There is a scientific understanding of the arterial disease (which causes heart attack, stroke and dementia) that is not offered by mainstream medical care. New testing methods and technology enable the CureCenter to offer more individualized and effective treatments…

The true inflammation nature of arterial disease (which causes heart attack, stroke and dementia) is not the basis of mainstream medical care. New testing methods and technology enable the CureCenter to offer more individualized and effective treatments. 

Tests we perform and recommend not generally available from standard care include (but are not limited to):

  • Carotid Intima Media Thickness (CIMT) Testing: CIMT measures arterial wall thickness and documents atherosclerotic plaque stage and thickness. A thicker artery wall is an inflamed, older and sicker artery wall. This indicator of arterial inflammation predicts formation of atherosclerotic plaque and related events such as heart attack and stroke.

    Arterial wall thickness (inflammation) is more relevant than luminal flow “blockage” in predicting new and unstable plaque formation. Unstable plaque rupture is the event we experience as a heart attack or stroke. This is more likely with new homogeneous unstable plaque. It becomes less likely as plaque becomes more homogeneous/healing and is minimal when plaque is calcified/healed/stable. Proactive optimal care can heal arterial disease and make your arteries healthier and younger with less risk of disability, death or need for rescue procedures.

  • Screening carotid ultrasound (CureScreen): This limited lower cost carotid ultrasound using point of care Butterfly iQ probe and system) is like a screening pap smear, mammogram or PSA to detect early cancer. If we find no disease, peace of mind is the benefit. If, however, even a little bit of arterial disease is found (like a little bit of cancer) the images can be sent for a CIMT report (see above) and then followed to make sure you are safer by following your CurePlan.

  • LpPLA2 (PLAC) Test: This enzyme rises when plaque and artery walls are inflamed or “hot.” You want your arteries to be “cool.” LpPLA2 drops with a less inflammatory diet, exercise, reduced insulin resistance, supplements (niacin, and bergamot and statins. It is a fire alarm or “meat thermometer.”

  • Myeloperoxidase (MPO): A rise in MPO should trigger a search for neutrophil involved inflammation, especially from the mouth. MPO indicates inflammation and erosion of the inner lining of the artery known as endothelium. A sudden rise should trigger a search for the inflammation that can cause arterial inflammation, leading to heart attack or stroke.

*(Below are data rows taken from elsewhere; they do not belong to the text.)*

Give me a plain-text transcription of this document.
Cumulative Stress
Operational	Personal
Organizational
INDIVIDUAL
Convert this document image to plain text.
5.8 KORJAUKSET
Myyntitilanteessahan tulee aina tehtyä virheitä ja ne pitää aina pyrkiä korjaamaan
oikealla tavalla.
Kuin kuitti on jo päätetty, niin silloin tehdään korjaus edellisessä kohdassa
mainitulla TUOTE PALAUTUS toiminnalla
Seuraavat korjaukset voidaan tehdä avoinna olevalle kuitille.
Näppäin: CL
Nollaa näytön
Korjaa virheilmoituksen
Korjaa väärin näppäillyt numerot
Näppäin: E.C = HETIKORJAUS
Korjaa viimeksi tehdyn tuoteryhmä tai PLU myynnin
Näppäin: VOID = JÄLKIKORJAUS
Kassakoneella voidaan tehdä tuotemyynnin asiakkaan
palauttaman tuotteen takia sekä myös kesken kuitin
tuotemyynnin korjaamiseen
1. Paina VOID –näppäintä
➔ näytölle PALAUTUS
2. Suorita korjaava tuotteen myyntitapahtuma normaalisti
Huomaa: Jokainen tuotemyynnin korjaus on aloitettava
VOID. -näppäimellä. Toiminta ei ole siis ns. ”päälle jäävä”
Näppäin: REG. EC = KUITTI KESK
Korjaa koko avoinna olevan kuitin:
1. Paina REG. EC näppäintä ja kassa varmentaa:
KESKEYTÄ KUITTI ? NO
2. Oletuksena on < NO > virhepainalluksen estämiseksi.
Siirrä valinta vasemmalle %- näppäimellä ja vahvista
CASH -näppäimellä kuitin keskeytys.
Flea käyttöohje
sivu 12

Think of a caustic chemical spill inside your arteries. Like a skin abrasion, blood clots form and can occlude flow.

  • Microalbumin/Creatinine Ratio (MACR): MACR rises most commonly when blood pressure and blood glucose are poorly controlled.  This causes dysfunction of the arterial wall endothelium, allowing albumin to leak into the urine in greater amounts. A leaky endothelium fails to protect the intima from processes that lead to inflammation. Think of it as another fire alarm.

For more information about these and other tests, go to

https://www.knowyourrisk.com/

and other information from Cleveland Heart Lab, a major source of our testing

  • Haptoglobin Genotype: Your Haptoglobin genotype determines if Vitamin E offers protection or increases risk of arterial disease. In addition, individuals with the Hp 2-2 genome are more sensitive to gluten, forming an inflammatory mediator called zonulin that makes your gut “leaky” and raises the risk of autoimmune disease. 

  • Insulin Resistance Testing: Optimally measured through an oral glucose tolerance test, insulin resistance (prediabetes) testing is important in identifying individuals who could be developing vascular complications before a Type 2 Diabetes diagnosis. The glucose tolerance test can identify insulin resistance long before the glucose starts to rise.

    • However, if there is other evidence of insulin resistance that does not require a visit to the lab, we can skip this step. Clues are seen in levels of nonoptimal HbA1c, glucose, triglycerides above 100, low HDL, and presence of small dense LDL (Pattern B).

      The earliest detection for insulin resistance can be measured through body composition testing. At the CureCenter, we use the InBody 570, a device that can monitor insulin resistance response to changes in diet. Reducing insulin resistance is generally healthy for everyone, regardless of risk.

  • Homocysteine: Elevation increases risk of:

  • Osteoporosis - bone thinning

  • Atherosclerosis 

  • Thrombosis (blood clotting)

  • Heart Attack

  • Stroke

  • Dementia

  • Kidney failure

  • Neuropathy

Treatment is supplementation with methylated folic acid. Dietary sources of folic acid are leafy greens like spinach and kale.

This paper from the American Heart Association offers a good summary of Homocysteine.

  • Coronary Artery Calcium Score (CACS): This CT scan detects mature calcified plaque in the coronary arteries. However, it can miss new noncalcified plaque. This test is not useful in monitoring therapy progress/benefit. We recommend CACS when CIMT does not reveal disease but there is still suspicion of coronary artery disease. If this test detects disease that would have otherwise been undetected, a more proactive approach to address root causes will be encouraged. Beware of the slippery slope to a stress test, stents or surgery. Coronary Calcium Score is a “loss leader”for interventional cardiology programs. Call us first before scheduling further tests.

  • Home Sleep Testing and Auto Titrated CPAP: These tests have made diagnosis and management of sleep apnea more affordable and effective. Sleep apnea is a root cause of heart attack, stroke, atrial fibrillation, hypertension and heart failure. Treating it can lower your risk of these events, lower your blood pressure, and reduce arterial inflammation.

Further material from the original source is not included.